OTTAWA — Canada and the European Union are racing towards a Tuesday deadline to avoid triggering a process that could result in Canadian travellers having to obtain a visa to travel to 26 European countries.
It is part of an ongoing dispute in which the EU has pushed Canada to lift its requirement on travellers from its member countries, Romania and Bulgaria.
The issue has raised concerns that the dispute could adversely affect the mammoth Canada-EU free trade deal, which still has yet to be ratified.
The 28-member bloc says Canada’s visa violates the spirit of reciprocity, but the Immigration Department disagrees.
Representatives from Canada, the EU, and Bulgaria and Romania have met four times since then — including a session this past Wednesday — but no progress has been made, said one source familiar with the efforts but not authorized to discuss them publicly.
Tuesday’s deadline raises the possibility of igniting a nasty public spat in a year when Canada and the EU are celebrating 40 years of relations and hoping to finally ratify their landmark free trade deal.

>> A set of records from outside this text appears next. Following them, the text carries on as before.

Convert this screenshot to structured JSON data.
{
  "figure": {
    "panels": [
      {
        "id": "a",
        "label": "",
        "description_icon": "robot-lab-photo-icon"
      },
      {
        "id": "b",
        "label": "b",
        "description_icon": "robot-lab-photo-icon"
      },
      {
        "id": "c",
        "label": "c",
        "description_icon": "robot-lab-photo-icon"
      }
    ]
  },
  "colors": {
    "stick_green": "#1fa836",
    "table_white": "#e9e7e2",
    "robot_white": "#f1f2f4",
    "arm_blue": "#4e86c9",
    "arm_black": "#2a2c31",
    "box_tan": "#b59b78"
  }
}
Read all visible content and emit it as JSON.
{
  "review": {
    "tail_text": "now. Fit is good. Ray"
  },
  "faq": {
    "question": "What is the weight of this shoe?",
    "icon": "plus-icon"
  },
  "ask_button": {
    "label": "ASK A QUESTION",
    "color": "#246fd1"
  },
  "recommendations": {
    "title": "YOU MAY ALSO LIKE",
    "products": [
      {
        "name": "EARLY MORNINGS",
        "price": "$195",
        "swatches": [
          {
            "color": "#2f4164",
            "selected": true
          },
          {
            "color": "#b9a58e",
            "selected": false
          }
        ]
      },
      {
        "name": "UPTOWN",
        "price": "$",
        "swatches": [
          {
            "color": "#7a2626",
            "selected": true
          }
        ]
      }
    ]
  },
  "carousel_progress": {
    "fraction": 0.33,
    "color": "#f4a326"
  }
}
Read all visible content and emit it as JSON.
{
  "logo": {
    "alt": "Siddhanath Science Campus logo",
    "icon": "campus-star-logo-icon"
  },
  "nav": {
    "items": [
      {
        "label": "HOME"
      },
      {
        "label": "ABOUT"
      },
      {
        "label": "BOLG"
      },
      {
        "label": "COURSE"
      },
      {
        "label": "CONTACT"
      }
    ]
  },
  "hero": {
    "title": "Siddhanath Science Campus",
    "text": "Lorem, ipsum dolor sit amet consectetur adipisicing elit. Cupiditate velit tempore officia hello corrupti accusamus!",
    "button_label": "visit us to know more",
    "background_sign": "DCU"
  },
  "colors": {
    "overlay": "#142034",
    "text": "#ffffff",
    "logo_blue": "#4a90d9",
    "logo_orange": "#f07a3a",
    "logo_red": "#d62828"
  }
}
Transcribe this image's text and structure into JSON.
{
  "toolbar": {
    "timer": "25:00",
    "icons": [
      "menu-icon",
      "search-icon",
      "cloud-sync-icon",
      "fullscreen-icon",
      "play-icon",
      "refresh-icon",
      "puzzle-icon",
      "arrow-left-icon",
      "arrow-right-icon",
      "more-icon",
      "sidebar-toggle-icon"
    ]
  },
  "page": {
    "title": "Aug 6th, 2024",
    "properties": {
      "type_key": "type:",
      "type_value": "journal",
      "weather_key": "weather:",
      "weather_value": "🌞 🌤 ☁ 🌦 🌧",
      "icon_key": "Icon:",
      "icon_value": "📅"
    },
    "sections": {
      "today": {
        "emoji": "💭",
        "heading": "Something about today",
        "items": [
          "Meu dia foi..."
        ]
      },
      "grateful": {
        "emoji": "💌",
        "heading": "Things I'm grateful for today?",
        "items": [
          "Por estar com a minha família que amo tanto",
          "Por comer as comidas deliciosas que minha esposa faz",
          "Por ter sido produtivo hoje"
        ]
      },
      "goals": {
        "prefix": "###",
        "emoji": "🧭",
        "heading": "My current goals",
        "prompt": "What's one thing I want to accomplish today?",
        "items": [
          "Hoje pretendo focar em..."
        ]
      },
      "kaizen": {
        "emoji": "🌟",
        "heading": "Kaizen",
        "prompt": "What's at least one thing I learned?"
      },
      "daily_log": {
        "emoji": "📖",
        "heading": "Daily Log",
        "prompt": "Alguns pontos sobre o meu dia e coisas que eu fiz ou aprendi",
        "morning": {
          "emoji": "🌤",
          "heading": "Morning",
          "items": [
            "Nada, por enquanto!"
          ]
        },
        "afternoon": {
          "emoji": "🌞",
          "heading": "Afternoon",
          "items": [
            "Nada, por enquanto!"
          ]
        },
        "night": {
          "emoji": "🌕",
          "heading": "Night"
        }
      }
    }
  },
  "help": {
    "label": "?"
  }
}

A Romanian member of the European Parliament raised that possibility in January in an open letter to Prime Minister Justin Trudeau, Immigration Minister John McCallum and International Trade Minister Chrystia Freeland.
European lawmaker Sorin Moisa wrote that removing visas for Romanians and Bulgarians “would not bring any risks for Canada, would remove some of the real political risks to CETA’s adoption, and would spare both the EU and Canada an embarrassing legal and political row.”
The EU’s embassy in Ottawa declined comment.